Question

What is the relationship between the position and velocity vectors for motion on a circle?

Short answer

Based on the solution provided above, briefly explain the relationship between position vectors and velocity vectors for motion on a circle. The relationship between the position and velocity vectors for motion on a circle is derived by differentiating the position vector with respect to time. The position vector (\(\vec{r}(t)\)) represents the location of a particle on a circle at time 't', while the velocity vector (\(\vec{v}(t)\)) represents the rate of change of position with respect to time. The components of the velocity vector are scaled by the radius and angular velocity of the circular motion.

Step-by-step solution

Position Vector for Motion on a Circle

For motion on a circle with radius 'r' and center at the origin, the position vector at any given time can be represented as: \(\vec{r}(t) = r*[\cos(\omega t)\hat{i} + \sin(\omega t)\hat{j}]\) where \(\omega\) is the angular velocity and 't' is the time.

Differentiation

To find the velocity vector, differentiate the position vector \(\vec{r}(t)\) with respect to time: \(\frac{d\vec{r}(t)}{dt} = \frac{d}{dt}(r*[\cos(\omega t)\hat{i} + \sin(\omega t)\hat{j}])\) Now we need to differentiate the two components separately.

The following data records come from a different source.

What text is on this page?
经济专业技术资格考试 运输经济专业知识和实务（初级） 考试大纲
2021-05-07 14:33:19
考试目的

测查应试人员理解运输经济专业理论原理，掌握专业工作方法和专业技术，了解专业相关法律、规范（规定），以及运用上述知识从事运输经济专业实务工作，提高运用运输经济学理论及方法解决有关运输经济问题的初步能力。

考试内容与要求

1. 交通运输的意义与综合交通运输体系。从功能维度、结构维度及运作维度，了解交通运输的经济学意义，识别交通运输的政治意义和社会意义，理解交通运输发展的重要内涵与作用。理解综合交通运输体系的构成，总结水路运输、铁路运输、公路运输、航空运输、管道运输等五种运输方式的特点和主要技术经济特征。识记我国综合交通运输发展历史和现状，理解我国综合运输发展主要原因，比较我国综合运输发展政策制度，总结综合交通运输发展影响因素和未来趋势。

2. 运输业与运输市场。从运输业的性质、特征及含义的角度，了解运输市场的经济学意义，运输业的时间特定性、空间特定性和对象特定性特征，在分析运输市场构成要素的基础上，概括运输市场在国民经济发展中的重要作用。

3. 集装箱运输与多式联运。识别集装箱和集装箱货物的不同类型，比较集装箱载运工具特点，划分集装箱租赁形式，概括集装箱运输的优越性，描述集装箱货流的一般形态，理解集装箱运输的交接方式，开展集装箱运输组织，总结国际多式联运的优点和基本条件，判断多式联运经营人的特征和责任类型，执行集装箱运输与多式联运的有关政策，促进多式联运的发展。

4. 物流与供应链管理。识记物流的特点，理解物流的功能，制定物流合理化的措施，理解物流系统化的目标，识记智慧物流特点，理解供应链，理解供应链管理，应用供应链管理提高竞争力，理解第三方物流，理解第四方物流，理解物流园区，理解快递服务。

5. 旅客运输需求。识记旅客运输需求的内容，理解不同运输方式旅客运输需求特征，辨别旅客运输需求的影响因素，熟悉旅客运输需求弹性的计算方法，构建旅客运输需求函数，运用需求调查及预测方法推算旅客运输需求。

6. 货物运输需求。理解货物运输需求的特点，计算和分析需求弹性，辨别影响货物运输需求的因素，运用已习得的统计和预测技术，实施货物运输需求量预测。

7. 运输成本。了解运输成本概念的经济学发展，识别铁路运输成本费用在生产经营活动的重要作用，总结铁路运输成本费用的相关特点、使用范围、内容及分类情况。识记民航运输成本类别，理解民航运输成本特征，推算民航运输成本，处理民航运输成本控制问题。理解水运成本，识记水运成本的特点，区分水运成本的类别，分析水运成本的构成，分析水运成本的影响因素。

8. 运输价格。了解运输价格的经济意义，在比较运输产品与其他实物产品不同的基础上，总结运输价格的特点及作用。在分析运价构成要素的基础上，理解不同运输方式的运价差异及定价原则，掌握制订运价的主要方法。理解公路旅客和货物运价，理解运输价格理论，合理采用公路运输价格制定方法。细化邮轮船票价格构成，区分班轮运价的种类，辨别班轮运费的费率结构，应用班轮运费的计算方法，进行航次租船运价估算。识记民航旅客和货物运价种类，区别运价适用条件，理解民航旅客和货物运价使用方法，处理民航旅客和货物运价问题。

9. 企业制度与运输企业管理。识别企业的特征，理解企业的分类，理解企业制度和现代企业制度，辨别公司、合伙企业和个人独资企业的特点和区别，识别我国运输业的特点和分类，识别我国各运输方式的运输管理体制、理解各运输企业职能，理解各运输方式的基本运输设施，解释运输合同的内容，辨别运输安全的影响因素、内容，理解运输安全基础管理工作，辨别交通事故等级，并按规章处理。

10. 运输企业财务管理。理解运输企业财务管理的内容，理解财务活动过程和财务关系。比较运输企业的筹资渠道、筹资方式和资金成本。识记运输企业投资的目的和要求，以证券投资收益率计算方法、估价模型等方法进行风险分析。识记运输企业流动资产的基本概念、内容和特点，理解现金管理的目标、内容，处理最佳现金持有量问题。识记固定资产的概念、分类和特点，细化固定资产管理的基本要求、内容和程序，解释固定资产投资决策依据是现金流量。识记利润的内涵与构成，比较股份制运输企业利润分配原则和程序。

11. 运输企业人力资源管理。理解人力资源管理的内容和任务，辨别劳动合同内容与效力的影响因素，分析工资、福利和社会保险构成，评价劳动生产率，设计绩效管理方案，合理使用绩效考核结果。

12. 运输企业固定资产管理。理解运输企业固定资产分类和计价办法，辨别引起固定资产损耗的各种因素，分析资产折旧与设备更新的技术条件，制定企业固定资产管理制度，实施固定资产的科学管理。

Differentiate the \(\hat{i}\) component

Differentiate the \(\hat{i}\) component of the position vector with respect to time: \(\frac{d}{dt}(r\cos(\omega t)\hat{i}) = -r\omega\sin(\omega t)\hat{i}\)

Differentiate the \(\hat{j}\) component

Differentiate the \(\hat{j}\) component of the position vector with respect to time: \(\frac{d}{dt}(r\sin(\omega t)\hat{j}) = r\omega\cos(\omega t)\hat{j}\)

Velocity Vector

Combine the derivatives for the \(\hat{i}\) and \(\hat{j}\) components: \(\vec{v}(t) = -r\omega\sin(\omega t)\hat{i} + r\omega\cos(\omega t)\hat{j}\)

Relationship between Position and Velocity vectors

The relationship between the position vector \(\vec{r}(t)\) and the velocity vector \(\vec{v}(t)\) is: \(\vec{r}(t) = r*[\cos(\omega t)\hat{i} + \sin(\omega t)\hat{j}]\) \(\vec{v}(t) = -r\omega\sin(\omega t)\hat{i} + r\omega\cos(\omega t)\hat{j}\) The velocity vector is the derivative of the position vector with respect to time, and its components are scaled by the radius and angular velocity of the circular motion.